Test Data Sets
From my last post, I introduced the idea of creating test data sets for the purpose of finding an algorithm to tease apart the influence of individual news articles. I have done just that and am posting the data sets for further analysis.
My method for generating these test files was as the following pseudocode describes:
-Take 3 parameters, TIME-STEP, TIME-FRAME, and COUNT.
-Create COUNT news articles, each with the following encoded in their summary field:
-Time-frame equal to TIME-FRAME
-Influence randomly set between [-1,1]
-For each timestep 0 through (TIME-STEP * COUNT)
-Find all news articles before current time, within their Time-frame value of now
-Add the sum of those news articles’ Influence values to the current price
-Record the current price
Because we defined a constant TIME-FRAME ahead of time, a simpler algorithm could have been used, but I am planning on attempting experiments with variable time-frames at a later date, so this was a sensible solution to save myself some work in the future.

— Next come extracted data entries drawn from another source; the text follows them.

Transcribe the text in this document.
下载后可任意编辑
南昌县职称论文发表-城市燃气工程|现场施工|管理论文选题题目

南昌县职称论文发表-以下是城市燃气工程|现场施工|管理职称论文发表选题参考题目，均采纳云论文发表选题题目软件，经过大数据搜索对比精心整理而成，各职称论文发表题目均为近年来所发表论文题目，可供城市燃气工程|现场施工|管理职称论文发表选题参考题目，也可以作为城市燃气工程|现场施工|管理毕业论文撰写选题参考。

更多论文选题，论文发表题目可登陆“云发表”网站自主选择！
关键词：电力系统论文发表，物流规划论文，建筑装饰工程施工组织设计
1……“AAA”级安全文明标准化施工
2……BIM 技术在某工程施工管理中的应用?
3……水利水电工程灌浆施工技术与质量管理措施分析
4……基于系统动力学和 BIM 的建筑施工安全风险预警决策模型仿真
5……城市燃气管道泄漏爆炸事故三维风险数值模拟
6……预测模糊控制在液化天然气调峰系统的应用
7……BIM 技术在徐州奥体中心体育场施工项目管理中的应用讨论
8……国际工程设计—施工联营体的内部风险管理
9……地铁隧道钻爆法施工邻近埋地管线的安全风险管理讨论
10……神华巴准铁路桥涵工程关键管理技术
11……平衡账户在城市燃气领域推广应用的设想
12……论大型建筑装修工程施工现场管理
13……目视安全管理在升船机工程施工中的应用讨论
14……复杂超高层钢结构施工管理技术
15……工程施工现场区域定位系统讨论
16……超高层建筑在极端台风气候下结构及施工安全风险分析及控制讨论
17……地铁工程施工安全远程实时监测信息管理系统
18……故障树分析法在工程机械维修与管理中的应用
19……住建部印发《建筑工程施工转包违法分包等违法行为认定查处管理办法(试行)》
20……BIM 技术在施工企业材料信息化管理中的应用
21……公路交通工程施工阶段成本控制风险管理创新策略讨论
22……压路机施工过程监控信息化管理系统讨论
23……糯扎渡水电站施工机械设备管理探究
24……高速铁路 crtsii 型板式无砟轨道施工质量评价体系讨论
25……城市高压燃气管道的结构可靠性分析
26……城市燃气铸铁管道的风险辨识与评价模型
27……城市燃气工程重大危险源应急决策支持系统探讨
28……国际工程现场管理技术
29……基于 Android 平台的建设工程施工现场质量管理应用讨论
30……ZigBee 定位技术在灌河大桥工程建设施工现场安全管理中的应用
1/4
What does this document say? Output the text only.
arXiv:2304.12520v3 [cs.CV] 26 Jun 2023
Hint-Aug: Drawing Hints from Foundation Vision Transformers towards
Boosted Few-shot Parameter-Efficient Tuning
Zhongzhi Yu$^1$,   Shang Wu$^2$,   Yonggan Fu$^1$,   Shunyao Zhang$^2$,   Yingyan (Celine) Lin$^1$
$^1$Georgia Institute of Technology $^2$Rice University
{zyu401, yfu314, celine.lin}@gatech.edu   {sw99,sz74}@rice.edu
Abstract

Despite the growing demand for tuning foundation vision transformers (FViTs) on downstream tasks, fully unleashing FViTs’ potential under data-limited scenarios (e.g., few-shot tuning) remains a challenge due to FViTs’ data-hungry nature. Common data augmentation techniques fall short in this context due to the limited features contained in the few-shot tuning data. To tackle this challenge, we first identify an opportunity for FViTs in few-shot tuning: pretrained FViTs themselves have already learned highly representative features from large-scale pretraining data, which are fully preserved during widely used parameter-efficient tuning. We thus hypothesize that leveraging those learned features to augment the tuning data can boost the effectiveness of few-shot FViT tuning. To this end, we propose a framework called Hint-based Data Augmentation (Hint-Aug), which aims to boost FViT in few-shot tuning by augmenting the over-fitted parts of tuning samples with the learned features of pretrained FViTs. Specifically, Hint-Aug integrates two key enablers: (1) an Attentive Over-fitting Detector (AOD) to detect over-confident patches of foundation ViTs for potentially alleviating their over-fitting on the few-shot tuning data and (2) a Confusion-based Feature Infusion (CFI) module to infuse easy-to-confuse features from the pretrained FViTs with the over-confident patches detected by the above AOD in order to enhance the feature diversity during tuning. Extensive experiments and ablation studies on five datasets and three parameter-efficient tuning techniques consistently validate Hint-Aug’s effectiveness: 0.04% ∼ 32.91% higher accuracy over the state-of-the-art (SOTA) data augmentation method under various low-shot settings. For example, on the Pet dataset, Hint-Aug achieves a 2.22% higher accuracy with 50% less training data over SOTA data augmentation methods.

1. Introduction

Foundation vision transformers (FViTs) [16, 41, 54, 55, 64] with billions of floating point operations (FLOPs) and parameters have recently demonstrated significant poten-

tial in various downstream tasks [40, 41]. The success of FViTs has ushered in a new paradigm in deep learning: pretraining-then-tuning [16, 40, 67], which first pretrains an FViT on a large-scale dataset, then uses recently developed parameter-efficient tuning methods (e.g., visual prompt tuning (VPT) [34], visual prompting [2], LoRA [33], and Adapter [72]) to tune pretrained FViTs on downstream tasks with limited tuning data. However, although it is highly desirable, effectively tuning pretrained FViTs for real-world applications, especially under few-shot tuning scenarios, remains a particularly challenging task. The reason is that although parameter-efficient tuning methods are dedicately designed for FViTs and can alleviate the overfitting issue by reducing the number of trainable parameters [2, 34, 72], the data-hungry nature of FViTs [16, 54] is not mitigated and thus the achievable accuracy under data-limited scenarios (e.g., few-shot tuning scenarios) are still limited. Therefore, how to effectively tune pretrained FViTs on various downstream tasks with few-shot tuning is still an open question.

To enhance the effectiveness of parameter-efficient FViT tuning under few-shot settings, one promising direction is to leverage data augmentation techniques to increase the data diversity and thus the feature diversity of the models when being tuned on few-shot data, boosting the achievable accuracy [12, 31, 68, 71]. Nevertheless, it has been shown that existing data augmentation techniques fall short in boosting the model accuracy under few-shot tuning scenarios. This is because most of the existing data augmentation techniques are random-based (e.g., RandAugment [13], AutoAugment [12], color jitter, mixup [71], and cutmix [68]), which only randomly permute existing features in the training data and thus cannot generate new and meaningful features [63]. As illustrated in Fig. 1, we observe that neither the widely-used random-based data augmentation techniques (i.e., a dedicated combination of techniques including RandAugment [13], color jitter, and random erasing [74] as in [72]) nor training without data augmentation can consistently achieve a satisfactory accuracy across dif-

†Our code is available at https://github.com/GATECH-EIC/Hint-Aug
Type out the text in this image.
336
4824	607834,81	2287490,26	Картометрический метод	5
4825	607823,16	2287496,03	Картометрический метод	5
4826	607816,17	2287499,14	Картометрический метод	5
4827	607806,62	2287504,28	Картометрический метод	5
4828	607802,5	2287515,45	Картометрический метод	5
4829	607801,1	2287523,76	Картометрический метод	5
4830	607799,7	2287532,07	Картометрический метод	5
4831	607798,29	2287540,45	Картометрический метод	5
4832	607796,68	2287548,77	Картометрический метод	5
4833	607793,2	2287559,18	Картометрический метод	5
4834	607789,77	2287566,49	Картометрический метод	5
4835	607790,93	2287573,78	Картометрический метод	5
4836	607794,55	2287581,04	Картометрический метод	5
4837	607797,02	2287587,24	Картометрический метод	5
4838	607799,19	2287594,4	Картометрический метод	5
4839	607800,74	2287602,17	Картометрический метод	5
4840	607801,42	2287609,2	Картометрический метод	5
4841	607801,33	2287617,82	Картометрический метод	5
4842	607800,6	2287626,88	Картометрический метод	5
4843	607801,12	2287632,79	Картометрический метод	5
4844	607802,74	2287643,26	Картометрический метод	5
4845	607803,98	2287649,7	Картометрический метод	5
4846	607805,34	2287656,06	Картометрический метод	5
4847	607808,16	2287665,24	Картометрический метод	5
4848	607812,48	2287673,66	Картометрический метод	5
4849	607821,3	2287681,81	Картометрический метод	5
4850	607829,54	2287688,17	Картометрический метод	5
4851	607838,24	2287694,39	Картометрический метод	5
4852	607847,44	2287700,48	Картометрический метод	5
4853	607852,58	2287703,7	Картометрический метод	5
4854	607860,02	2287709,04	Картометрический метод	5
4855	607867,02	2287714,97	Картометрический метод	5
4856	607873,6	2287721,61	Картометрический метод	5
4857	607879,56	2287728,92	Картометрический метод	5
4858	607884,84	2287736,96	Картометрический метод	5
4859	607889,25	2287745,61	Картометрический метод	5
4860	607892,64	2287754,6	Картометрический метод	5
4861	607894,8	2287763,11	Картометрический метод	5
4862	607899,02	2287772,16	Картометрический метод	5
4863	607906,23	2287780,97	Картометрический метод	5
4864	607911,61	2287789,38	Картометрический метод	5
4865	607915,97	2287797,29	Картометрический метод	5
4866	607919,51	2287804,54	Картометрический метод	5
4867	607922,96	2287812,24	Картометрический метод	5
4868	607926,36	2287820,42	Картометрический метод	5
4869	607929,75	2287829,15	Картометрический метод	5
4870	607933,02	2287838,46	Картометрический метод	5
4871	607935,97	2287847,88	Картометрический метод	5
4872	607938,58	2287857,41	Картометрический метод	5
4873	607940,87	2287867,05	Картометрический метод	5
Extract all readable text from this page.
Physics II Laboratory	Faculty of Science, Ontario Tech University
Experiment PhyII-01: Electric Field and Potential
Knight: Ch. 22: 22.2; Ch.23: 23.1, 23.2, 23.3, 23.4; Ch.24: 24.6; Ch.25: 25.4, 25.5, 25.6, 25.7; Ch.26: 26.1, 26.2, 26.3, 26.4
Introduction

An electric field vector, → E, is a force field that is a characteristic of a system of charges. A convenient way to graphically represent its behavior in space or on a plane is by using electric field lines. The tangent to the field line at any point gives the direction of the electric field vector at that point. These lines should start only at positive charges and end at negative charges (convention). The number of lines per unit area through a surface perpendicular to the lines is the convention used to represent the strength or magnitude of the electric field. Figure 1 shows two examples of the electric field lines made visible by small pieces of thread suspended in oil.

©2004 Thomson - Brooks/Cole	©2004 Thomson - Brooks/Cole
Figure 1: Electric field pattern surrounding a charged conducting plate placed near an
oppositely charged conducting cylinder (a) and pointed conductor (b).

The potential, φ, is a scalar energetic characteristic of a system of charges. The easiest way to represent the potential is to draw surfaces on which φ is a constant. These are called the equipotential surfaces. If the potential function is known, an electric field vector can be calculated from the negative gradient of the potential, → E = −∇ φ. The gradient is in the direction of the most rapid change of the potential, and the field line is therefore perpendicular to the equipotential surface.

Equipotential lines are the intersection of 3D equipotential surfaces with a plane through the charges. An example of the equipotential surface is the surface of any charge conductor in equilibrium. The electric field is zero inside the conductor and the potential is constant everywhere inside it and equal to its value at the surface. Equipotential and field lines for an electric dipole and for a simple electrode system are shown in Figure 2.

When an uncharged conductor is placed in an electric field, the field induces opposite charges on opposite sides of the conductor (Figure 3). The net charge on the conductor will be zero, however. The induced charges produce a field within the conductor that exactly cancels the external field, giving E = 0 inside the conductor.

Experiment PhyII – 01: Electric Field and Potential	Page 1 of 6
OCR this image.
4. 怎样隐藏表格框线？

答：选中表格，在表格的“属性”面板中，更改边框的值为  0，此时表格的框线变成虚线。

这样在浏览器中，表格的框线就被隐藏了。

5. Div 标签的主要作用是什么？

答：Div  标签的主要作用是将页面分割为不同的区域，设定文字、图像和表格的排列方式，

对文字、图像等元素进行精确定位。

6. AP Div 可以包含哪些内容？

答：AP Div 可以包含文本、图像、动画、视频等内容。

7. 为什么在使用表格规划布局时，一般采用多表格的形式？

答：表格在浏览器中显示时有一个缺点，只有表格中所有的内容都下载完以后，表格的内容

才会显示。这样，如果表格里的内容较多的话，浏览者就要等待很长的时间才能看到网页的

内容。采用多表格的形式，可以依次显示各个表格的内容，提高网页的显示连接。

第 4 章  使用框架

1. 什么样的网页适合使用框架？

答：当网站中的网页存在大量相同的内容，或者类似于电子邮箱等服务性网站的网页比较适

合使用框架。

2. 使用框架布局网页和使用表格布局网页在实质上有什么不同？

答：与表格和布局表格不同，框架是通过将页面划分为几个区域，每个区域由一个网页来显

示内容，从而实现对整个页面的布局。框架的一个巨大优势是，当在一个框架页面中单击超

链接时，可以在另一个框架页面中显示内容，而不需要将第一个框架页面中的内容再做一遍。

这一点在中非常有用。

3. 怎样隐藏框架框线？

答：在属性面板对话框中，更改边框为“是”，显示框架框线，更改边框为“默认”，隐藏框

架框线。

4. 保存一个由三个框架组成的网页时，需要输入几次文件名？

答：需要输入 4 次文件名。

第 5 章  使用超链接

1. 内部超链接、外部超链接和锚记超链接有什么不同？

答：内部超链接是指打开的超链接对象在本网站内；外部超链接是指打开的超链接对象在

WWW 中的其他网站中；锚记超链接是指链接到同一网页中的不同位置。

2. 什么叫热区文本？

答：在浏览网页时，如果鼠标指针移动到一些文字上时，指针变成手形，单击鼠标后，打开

I created 6 data sets, each with 500 data points, as follows:
Data set 0
TIME-STEP: 1
TIME FRAME: 1
Data set 1
TIME-STEP: 1
TIME FRAME: 2
Data set 2
TIME-STEP: 1
TIME FRAME: 5
Data set 3
TIME-STEP: 1
TIME FRAME: 10
Data set 4
TIME-STEP: 1
TIME FRAME: 50
Data set 5
TIME-STEP: 3
TIME FRAME: 17
The motivation for choosing the values for data-sets 1-4 are simple, to see the effects of using longer and longer time-frames relative to time-steps. Data set 5 exists for the sole purpose of seeing if any problems are present with weird offsets. If we see anything unexpected there, future research may be necessary.
I have attached a zip file of the corpus, if you are interested: here.